2. We have a database of subjects that contains identifiable personal information about each subject, The aforementioned personal information includes the usage history of the health management and diagnostic support device and the target values ​​included in the aforementioned recommended advice. The health management diagnostic support device according to claim 1, which is capable of outputting the user history of the subject and content for achieving the target value.

3. The health management diagnostic support device according to claim 2, wherein the content includes images, videos, or both, showing the activities included in the advice.

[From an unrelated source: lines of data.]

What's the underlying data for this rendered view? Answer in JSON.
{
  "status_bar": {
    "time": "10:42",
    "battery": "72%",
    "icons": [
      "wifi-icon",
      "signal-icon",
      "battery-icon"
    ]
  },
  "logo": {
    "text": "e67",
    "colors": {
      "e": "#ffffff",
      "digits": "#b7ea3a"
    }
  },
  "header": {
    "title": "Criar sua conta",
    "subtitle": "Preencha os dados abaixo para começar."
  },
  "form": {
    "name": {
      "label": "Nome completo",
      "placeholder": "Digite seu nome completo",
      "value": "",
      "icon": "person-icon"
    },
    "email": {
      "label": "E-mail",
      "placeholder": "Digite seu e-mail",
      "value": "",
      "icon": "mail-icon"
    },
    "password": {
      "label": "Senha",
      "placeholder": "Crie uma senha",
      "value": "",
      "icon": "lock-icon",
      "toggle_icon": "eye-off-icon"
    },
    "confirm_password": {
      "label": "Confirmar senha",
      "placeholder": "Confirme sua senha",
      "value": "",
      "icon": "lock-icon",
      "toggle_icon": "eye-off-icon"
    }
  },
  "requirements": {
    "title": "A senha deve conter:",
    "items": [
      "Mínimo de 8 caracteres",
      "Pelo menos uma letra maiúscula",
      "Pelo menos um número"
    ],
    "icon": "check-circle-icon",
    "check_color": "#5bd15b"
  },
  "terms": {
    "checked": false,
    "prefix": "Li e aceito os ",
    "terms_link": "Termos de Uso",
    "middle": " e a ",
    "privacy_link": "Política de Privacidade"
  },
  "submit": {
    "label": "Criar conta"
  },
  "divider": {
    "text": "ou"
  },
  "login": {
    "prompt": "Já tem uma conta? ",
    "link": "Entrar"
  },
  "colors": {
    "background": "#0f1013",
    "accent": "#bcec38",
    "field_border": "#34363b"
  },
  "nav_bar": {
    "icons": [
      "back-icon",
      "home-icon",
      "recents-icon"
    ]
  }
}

4. The health management diagnostic support device according to claim 2, wherein the content includes content that interactively displays the progress toward the target value on the terminal.

5. The system has a user database that records the aforementioned individuals in an identifiable manner, The self-assessment data of the aforementioned subject can be entered by a client other than the subject. A health management diagnostic support device according to any one of claims 1 to 4, which outputs the estimated diagnostic results for the subject.

6. A health management and diagnostic support device according to any one of claims 1 to 4, A health management and diagnostic support system comprising a terminal that outputs the aforementioned diagnostic results.

7. Using a trained model created with personal data including self-examination data of the subject as input data and training data including diagnostic results by a practitioner for the subject as output data, the model outputs the predicted diagnostic result from the personal data of one of the aforementioned subjects. A health management diagnostic support method that includes advice for recommended activities based on the aforementioned inferred diagnostic results.